Your Tax-Free Savings Account (TFSA) can do more than sit there looking polite. It can pay you monthly, tax-free. Even a lower-yield dividend stock can matter because you keep every dollar inside the account, then you reinvest it or spend it without a tax bill. The key is rhythm. Regular cash can keep you invested when headlines get loud. A lower yield can signal room to grow, and less pressure to cut when times tighten. So, let’s look at one offering up a high yield with room to grow.
SRU
SmartCentres REIT (TSX:SRU.UN) looks relevant right now because it blends two things Canadians still want. That’s everyday retail and a long-term plan to add housing and other uses on valuable land. It calls itself one of Canada’s largest fully integrated REITs, with 197 properties and a big land bank. It also reported 98.6% in-place and committed occupancy at Sept. 30, 2025, which matters when you want steady rent cheques.
The business snapshot stays simple. SmartCentres collects rent from tenants across its shopping-centre portfolio, then it redevelops sites over time. You get retail leases today, plus development upside tomorrow. That mix can smooth cash flow, but it can also create bumps, as projects take time and money. Rates also matter because real estate investment trusts (REITs) borrow, and investors compare yields to bonds.

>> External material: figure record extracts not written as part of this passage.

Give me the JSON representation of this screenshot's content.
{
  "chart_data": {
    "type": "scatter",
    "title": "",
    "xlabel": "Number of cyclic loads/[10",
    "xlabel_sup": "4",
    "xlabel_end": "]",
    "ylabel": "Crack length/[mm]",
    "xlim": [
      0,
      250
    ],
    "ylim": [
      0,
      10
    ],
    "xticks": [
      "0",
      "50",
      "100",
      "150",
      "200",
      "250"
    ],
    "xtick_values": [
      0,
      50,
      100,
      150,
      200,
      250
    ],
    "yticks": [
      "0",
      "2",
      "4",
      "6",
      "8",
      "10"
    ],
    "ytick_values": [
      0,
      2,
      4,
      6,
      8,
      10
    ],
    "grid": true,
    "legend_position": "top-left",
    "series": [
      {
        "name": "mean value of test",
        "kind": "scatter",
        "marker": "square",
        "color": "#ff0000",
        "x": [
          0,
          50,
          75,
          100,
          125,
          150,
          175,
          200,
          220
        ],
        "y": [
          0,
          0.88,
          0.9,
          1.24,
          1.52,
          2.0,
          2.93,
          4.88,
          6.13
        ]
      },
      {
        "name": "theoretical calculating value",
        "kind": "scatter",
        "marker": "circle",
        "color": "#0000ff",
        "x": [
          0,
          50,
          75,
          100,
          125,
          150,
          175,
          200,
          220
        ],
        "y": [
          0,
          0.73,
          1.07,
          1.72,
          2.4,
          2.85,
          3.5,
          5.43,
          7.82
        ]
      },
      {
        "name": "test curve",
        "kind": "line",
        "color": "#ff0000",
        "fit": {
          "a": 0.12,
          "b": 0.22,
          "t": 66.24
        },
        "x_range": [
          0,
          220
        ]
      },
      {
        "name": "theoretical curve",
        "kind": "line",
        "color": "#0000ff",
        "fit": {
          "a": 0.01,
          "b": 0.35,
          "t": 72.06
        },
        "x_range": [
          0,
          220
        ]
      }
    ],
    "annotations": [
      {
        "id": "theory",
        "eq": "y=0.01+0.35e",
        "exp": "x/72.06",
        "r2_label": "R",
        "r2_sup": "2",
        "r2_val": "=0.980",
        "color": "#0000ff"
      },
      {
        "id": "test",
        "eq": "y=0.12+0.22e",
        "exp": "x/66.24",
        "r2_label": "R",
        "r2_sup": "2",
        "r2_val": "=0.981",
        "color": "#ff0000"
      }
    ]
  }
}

Recent performance has behaved like an income stock, not a rocket ship. Shares are now up about 8% in the last year, with a major bump in the last part of 2025. SmartCentres declared a December 2025 distribution of $0.15417 per unit, which annualizes to $1.85 as well, currently yielding at 7%. That gives you a clean number for planning.
Into earnings
Now to earnings, as income investors need receipts. In the third quarter (Q3) of 2025, SmartCentres reported funds from operations (FFO) per unit of $0.59 versus $0.71 a year earlier, and it tied much of the swing to fair value noise. SmartCentres also reported FFO with adjustments per unit of $0.56 versus $0.53, which better reflects the operating trend.
The forward-looking story looks more interesting than the quarter-to-quarter wobble. Management highlighted 4.6% same-property net operating income (NOI) growth excluding anchors and strong renewal spreads, while occupancy stayed steady. It also pointed to a development pipeline that includes self-storage facilities slated to open in 2026, plus more in 2027. If SmartCentres keeps leasing strong and costs controlled, those projects can lift future cash flow.
Valuation feels straightforward, but the risks still show up. At about $26 per unit and $1.85 in annual distributions, you can see the cash return. You also need to watch coverage, and SmartCentres reported a payout ratio to adjusted FFO of 95.1% in Q3 2025, which leaves less room for surprises. Furthermore, SmartCentres said it extended certain arrangements with Mitchell Goldhar and Penguin Group to Feb. 28, 2026, while talks continue. That headline can move sentiment and unit prices, even when rent stays steady.
Bottom line
So, how do you get to $500 per month? Here’s what that might look like at writing.
| COMPANY | RECENT PRICE | NUMBER OF SHARES | DIVIDEND | ANNUAL TOTAL PAYOUT | FREQUENCY | TOTAL INVESTMENT |
|---|---|---|---|---|---|---|
| SRU.UN | $26.50 | 3,243 | $1.85 | $5,999.55 | Monthly | $85,939.50 |
That number can feel big, so treat it as a target you build toward inside your TFSA, one contribution at a time. SmartCentres can still work even if you stop caring about the pay date. It pays monthly today, but you should buy it for the rent engine and the long runway for redevelopment. If the distribution ever moved to quarterly, you could still create a monthly “paycheque” by keeping a small cash buffer inside the TFSA and topping it up when the distribution arrives. Keep the position size sensible, as unit prices can swing when rates jump or retail sentiment turns, and a high payout ratio can force tough choices.